The truce with Bubbles had brought a fragile peace, but it was shattered by a single, chilling discovery.
It was on a Tuesday morning, as Maya was fumbling for her keys, that she saw it. A faint, sickly-green symbol, no larger than her thumb, was seared into the wood of her apartment door, right next to the peephole. It looked like a stylized eye with a jagged tear running through it, and it seemed to pulse with a faint, internal light, like the glow of rotten wood.
Her first thought was vandalism. Some kid with a weird laser pointer. But the mark was burned into the wood, smooth and seamless. There was no charring, no smell. It was just… there.
A cold knot tightened in her stomach. She didn't call out a greeting as she usually did. She pushed the door open slowly, her heart hammering against her ribs.
Mal was already on the floor by the entrance, standing rigidly. He wasn't looking at her. His entire focus was on the mark, his golden eyes wide, his body so still he might have been carved from stone. The usual air of haughty impatience was gone, replaced by a silence so profound it was more terrifying than any of his grumbling.
"Mal?" she whispered, her voice barely audible.
He didn't respond for a long moment. Then, slowly, he reached out a single claw and traced the air an inch from the symbol, as if afraid to touch it.
"Where did you find this?" His voice was flat, stripped of all its usual gravel and reverb. It was the sound of pure dread.
"On the door. Just now. What is it?"
He finally turned to look at her, and the fear in his eyes made her blood run cold. "It is a Hunter's Mark," he said. "A sigil of the Unseen. Morvana's personal assassins."
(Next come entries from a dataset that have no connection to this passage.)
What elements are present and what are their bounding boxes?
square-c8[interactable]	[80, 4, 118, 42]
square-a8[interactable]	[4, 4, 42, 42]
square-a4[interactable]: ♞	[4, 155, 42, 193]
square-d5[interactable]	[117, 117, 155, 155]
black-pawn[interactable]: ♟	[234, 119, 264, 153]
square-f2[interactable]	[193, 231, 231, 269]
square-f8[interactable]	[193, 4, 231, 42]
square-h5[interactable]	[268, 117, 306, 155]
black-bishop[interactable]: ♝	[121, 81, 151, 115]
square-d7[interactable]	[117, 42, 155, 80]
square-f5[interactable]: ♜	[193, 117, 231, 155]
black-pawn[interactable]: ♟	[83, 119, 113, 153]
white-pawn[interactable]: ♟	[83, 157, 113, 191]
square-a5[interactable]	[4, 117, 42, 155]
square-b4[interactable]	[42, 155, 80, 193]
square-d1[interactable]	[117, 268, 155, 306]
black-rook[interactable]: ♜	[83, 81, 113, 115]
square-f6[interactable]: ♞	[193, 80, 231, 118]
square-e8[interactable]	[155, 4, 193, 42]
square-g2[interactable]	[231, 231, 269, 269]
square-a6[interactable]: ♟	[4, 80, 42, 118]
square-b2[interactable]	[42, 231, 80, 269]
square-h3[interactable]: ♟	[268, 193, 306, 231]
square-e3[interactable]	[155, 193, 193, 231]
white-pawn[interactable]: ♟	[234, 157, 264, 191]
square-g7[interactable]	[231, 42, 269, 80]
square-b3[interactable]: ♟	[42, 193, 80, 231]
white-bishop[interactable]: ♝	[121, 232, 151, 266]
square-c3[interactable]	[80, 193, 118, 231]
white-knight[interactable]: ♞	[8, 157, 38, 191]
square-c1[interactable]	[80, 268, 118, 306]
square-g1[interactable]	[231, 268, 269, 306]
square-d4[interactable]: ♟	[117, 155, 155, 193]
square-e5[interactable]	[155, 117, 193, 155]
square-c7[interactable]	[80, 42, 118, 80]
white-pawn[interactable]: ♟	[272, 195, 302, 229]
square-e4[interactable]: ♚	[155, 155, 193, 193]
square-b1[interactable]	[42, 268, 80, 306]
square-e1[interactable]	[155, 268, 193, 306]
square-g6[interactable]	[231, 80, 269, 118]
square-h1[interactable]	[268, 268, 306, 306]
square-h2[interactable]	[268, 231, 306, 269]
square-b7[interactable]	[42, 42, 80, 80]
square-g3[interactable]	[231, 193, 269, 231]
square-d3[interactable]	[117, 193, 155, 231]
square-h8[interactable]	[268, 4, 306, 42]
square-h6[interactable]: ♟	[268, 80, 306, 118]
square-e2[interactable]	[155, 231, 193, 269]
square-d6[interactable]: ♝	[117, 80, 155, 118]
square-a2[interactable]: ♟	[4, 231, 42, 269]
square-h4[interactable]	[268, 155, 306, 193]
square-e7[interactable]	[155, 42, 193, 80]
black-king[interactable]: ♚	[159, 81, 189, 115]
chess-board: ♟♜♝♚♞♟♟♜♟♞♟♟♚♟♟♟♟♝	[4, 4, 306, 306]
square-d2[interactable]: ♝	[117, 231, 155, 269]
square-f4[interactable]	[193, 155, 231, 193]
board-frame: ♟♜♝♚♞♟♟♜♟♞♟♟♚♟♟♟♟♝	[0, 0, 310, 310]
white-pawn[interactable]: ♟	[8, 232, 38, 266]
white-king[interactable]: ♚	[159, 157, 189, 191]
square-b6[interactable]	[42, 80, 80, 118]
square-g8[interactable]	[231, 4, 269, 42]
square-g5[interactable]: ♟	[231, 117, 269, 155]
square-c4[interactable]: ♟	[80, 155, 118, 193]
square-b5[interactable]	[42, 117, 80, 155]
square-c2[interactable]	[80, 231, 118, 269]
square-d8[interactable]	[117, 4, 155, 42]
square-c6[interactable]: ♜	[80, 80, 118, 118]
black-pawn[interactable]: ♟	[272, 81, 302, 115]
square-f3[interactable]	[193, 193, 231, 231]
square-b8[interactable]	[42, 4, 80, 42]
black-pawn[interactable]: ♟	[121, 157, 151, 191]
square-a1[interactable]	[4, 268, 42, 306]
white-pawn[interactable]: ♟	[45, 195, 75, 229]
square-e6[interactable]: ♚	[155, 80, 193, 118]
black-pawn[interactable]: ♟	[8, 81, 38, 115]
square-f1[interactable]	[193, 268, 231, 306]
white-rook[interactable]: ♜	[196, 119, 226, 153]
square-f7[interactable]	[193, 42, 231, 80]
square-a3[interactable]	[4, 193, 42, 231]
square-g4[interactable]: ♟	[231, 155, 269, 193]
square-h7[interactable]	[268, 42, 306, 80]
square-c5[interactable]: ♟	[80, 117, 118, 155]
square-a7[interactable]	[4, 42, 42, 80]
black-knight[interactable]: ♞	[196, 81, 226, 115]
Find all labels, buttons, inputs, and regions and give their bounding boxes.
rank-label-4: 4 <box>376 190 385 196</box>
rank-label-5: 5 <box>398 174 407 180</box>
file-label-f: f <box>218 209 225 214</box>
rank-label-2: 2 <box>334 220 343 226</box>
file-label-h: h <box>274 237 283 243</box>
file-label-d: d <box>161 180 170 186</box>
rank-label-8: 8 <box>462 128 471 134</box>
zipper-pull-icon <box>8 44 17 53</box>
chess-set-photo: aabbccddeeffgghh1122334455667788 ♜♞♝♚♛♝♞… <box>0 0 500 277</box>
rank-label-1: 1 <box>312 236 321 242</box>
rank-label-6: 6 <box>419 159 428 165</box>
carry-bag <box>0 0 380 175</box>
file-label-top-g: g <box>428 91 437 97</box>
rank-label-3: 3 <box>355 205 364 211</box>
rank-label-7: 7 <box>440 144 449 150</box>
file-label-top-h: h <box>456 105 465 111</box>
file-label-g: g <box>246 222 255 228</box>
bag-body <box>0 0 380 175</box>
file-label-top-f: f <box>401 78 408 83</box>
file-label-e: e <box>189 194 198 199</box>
The name meant nothing to her, but the title 'Unseen' sent a shiver down her spine. "Are they like the goblins?"
A bitter, humorless sound escaped him. "The goblins were crude scouts, barely sentient. The Unseen are… something else. They are not creatures of flesh and blood. They are fragments of concentrated silence and hate. They do not walk; they flow. They do not break down doors; they phase through the spaces between atoms in the wood."
He turned back to the mark, his tail lashing once, a sharp, nervous twitch. "The mark is a tracker. It does not just tell them where we are. It tells them what we are. It has tasted my essence. And now… they are counting."
"Counting what?"
"Our heartbeats."
The simple, horrifying statement hung in the air. Maya leaned against the doorframe, feeling suddenly weak. The safe, quirky bubble of her life with a grumpy Dark Lord had been violently popped. This wasn't a game anymore.
"Why is this different?" she asked, her voice trembling. "You weren't this scared of the goblins."
"Because the goblins were an extermination squad. They were meant to kill a weakened foe." He gestured to the pulsing sigil. "This… this is a hunting party. They are not just here to kill me. They are here to collect me. To take my essence back to Morvana so she can use it to cement her power, or perhaps simply to torment for an eternity. They will not stop. They cannot be reasoned with. They are the reason entire worlds learned to fear the dark."
As he spoke, the overhead light in the hallway flickered. Once, twice, then died, plunging them into a deep grey twilight. It wasn't a power cut; the kitchen light was still on, casting a long, distorted shadow of Mal down the hall.
They both froze, listening.
There was no sound from the building's other apartments. No distant traffic. Nothing. It was as if they had been wrapped in a blanket of absolute silence.
Mal's form seemed to grow smaller. "They are close," he breathed. "The mark… it draws them. It weakens the barriers around this place. My power is still a flicker. I cannot fight them. Not yet."
The comfortable, familiar space of her apartment hallway suddenly felt like a trap. The walls seemed to press in, the shadows in the corners deepening, becoming solid and menacing. Every creak of the floorboards from the apartment above, which she usually ignored, now sounded like a footstep.
Maya looked from the terrifying, pulsing mark on her door to the small, frightened creature she had brought home from the rain. The Dark Lord was gone, replaced by a fugitive. And she was his only shield.
The light flickered back on. The mundane sounds of the city slowly filtered back in. But the cold dread remained, settled deep in their bones. The hunt had begun.